A museum in Dalian has removed all traces of disgraced former mayor Bo Xilai from its exhibits.
Dalian Museum Purges Bo Xilai Exhibits
Bo Xilai attends the National People's Congress (NPC) on March 5, 2012, in Beijing, China. All traces of Bo have been removed from a museum in Dalian as the former Chongqing Party chief awaits a trial for corruption and other charges. (Feng Li/Getty Images)
8/6/2013
Updated:
8/6/2013

Disgraced Chinese politician and Communist Party official Bo Xilai has now been purged from the museum of the city where he made his political fortune.

With Bo’s trial for corruption commencing soon, exhibits which previously glorified his accomplishments in Dalian during his tenure there as mayor have now disappeared, reports the South China Morning Post.

While mayor of Dalian, Bo spearheaded many projects, including the construction of the very museum which now features Inner Mongolian artifacts and a display of pipes and stamps rather than Bo’s past glories. Formerly exhibits of Bo’s projects—the local football team, female mounted policewomen, and an international fashion show—featured prominently in the museum which now dares not utter his name.

High level Chinese Communist Party (CCP) officials do not remember Bo as fondly as do the football and fashion fans. Overseas Chinese language newspapers believed that Bo and then head of the Party’s security apparatus, Zhou Yongkang, were plotting a failed coup in 2012, and that the plan unraveled with Bo’s Chongqing subordinate, ex-police chief Wang Lijun, attempting to defect to the United States consulate in Chengdu.

Air-brushing Bo out of Dalian City’s museum is not an unprecedented act; purging history is a tactic frequently used to remove smudges from the Party’s image.

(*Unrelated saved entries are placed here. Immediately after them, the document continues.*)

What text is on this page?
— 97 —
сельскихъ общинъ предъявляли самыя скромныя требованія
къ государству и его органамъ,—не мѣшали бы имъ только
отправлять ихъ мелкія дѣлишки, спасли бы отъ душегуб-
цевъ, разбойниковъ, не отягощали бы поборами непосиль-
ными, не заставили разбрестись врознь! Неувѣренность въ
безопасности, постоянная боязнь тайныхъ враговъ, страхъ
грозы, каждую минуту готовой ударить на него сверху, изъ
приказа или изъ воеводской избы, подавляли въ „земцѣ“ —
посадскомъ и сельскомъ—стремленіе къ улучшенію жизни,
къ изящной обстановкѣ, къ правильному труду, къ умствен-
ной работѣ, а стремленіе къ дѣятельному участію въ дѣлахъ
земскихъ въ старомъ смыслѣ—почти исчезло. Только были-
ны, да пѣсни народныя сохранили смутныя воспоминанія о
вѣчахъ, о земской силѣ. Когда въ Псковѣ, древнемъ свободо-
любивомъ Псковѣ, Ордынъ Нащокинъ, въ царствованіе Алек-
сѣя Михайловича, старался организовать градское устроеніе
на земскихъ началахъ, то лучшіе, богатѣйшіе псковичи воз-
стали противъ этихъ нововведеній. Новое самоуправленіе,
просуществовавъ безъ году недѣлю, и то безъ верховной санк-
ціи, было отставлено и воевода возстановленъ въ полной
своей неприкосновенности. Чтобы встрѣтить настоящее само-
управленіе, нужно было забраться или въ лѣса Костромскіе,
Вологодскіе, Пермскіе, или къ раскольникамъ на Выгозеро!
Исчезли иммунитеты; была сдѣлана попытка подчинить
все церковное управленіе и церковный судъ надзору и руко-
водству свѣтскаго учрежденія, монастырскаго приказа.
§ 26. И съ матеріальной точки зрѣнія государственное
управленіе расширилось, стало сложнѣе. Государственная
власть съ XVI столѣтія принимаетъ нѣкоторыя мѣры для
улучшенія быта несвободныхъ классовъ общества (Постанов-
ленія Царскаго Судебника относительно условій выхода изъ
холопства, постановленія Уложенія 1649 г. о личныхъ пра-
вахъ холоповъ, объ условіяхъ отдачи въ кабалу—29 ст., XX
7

“There’s this idea of getting rid of everything, the person and the accomplishments,” Maria Repnikova, a Communist Party media expert, told South China Morning Post.

“While it might appear disturbing to many observers, if you look at other historic events it seems like this method has been used in the past,” she said.

Bo ingratiated himself to former head of the CCP, Jiang Zemin, while mayor of Dalian and used his success there as a step ladder to a higher position in Chongqing, with an eye to bigger things in the Party.

But his proactive involvement in the persecution of Falun Gong, at Jiang’s behest, brought on numerous lawsuits outside of China, filed by Falun Gong practitioners in several countries.

A Wikileaks cable from the U.S. Shanghai Consulate revealed that Bo Xilai’s political career was stalled because of the lawsuits, and then premier Wen Jiabao made the case that Bo was not suitable for a higher profile because of them.

He was subsequently shunted to Chongqing in the southwest, where he began a campaign of mobilizing Maoist song events, and rooting out alleged mafioso in order to confiscate their assets.